It’s the most sweeping change for U.S. money market funds in over three decades and the biggest operators say it’ll have a permanent effect on the way investors allocate their capital.
After years of wrangling with regulators, the $2.7 trillion industry will give up its rock-solid, dollar-for-dollar guarantee for institutional funds that invest mainly in riskier, non-government debt.
The impending change has been a boon for the U.S. government and comes at the expense of banks and other corporate borrowers. Already, investors have shifted more than $1 trillion away from so-called prime funds that buy certificates of deposit and company IOUs and flooded into government-only funds, which invest in T-bills and other short-term U.S. debt and are exempt from the change. Assets in those funds, which never exceeded 40 percent before December, now account for 77 percent of all money-market assets, according to Investment Company Institute data going back to 2007.
The $1-per-share fixed price, which gave investors the perception these higher-yielding money-market funds were as safe as bank accounts, will give way to floating values on Oct. 14. The intent has been to make the money-market industry safer and more transparent in the wake of the financial crisis, when the collapse of the $62.5 billion Reserve Primary Fund -- which invested in debt issued by Lehman Brothers Holdings Inc. -- sparked a run on other prime funds and led to hundreds of millions in investor losses.

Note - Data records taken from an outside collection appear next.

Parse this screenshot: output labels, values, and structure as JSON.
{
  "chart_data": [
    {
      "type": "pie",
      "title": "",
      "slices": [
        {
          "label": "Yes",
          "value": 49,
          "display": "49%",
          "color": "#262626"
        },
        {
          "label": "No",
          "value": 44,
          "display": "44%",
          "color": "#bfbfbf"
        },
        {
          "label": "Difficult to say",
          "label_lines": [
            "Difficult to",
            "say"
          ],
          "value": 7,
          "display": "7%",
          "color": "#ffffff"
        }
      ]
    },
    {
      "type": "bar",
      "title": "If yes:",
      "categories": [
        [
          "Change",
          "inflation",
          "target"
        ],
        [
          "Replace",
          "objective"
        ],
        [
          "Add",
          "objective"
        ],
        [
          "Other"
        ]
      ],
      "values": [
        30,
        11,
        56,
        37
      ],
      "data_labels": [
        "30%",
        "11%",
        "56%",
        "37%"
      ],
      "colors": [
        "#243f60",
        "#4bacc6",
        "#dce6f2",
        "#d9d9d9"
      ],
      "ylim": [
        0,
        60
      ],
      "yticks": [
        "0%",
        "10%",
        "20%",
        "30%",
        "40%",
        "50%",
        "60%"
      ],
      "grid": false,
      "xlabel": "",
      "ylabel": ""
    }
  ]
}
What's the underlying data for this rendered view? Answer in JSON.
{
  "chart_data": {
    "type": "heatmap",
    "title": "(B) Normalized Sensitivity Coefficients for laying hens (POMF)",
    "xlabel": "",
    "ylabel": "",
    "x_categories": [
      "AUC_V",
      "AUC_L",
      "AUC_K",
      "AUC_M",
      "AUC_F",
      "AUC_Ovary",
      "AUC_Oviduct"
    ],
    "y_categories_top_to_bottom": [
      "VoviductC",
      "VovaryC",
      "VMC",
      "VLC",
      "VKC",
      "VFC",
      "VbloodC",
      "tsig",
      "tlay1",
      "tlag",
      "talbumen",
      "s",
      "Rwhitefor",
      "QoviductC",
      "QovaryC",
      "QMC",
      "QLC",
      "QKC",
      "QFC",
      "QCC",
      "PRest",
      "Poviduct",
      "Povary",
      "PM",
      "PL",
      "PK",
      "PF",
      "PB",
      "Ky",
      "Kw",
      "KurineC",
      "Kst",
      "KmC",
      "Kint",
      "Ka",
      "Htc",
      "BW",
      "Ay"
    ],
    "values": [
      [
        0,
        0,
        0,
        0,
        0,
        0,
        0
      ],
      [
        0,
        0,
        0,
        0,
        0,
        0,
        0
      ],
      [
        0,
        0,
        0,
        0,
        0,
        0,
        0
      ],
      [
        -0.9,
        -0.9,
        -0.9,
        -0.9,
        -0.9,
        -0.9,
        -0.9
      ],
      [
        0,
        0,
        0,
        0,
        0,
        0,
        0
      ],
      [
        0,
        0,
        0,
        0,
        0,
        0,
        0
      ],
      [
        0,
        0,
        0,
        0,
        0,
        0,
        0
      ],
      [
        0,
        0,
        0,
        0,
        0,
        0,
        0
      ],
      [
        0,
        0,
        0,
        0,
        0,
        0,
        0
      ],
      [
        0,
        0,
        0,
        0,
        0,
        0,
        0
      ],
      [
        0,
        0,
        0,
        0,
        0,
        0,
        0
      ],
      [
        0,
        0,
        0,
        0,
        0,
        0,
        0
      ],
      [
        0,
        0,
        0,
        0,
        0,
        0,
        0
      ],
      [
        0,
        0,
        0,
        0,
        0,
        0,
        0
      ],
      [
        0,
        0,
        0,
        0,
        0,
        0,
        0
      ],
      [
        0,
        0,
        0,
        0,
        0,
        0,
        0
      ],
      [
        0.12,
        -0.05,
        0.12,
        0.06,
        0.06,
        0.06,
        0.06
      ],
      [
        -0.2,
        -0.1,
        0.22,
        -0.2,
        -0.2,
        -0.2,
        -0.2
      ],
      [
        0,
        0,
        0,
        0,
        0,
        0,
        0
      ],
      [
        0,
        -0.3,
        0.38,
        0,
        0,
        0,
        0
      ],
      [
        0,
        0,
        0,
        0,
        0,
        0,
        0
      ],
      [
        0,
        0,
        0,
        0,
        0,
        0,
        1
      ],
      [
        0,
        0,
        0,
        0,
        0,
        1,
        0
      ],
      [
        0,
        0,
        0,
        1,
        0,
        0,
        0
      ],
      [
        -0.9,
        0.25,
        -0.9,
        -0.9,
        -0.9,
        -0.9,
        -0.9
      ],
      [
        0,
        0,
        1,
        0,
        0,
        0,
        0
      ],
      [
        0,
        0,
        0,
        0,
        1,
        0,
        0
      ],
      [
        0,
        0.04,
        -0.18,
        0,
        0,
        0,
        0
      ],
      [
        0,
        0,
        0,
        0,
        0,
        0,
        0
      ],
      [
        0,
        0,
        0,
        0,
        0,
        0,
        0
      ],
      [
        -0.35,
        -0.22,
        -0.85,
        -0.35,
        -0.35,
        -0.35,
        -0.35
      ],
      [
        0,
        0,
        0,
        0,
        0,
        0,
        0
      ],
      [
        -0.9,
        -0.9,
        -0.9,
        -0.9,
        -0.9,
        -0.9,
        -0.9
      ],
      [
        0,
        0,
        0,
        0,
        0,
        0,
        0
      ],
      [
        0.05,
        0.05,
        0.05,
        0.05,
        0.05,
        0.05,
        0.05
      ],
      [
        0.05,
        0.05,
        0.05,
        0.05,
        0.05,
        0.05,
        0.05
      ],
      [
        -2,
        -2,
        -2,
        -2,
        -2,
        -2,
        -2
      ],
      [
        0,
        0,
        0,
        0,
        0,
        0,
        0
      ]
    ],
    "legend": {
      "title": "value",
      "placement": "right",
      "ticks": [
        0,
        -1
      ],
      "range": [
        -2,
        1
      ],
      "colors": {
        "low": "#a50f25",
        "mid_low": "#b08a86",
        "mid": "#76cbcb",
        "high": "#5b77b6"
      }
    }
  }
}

Yet to BlackRock Inc., Fidelity Investments and Vanguard Group Inc., the influx also represents a long-term shift that may help contain America’s funding costs just as bigger deficits loom and the Federal Reserve considers raising interest rates again. The ramifications are significant as well for banks and other corporate borrowers, which have seen financing costs jump as demand for the prime money-market funds that buy their debt has dried up.
“These are permanent changes,” said Nancy Prior, the president of fixed income at Fidelity, the largest U.S. provider of money-market funds with $470 billion of such assets. “As the features of money funds changed, investors’ preferences led to these shifts in billions of dollars across the market. Assets in government funds will continue to surpass those in prime funds.”
The fixed net asset value has historically meant that money-market investors were always able to get every dollar of their principal back, regardless of the market’s fluctuations. And prime funds, which buy CDs and commercial paper, were an attractive alternative to bank accounts because they delivered slightly higher returns and were perceived to be just as safe.
But this week, the U.S. Securities and Exchange Commission will start requiring institutional prime and tax-exempt money-market funds to float their NAVs. That means that unlike government-only funds, investors can lose money if the market value of such funds fall below $1 per share. In addition, both institutional and retail classes of those funds will be allowed to impose liquidity fees and limit investor withdrawals in times of crisis.
The changes were designed to prevent a repeat of 2008, when the Reserve Primary Fund fell below its $1-a-share mandated value and subsequently collapsed under the weight of its Lehman-related write-offs. It spurred a panic among money-market investors and deepened the financial crisis.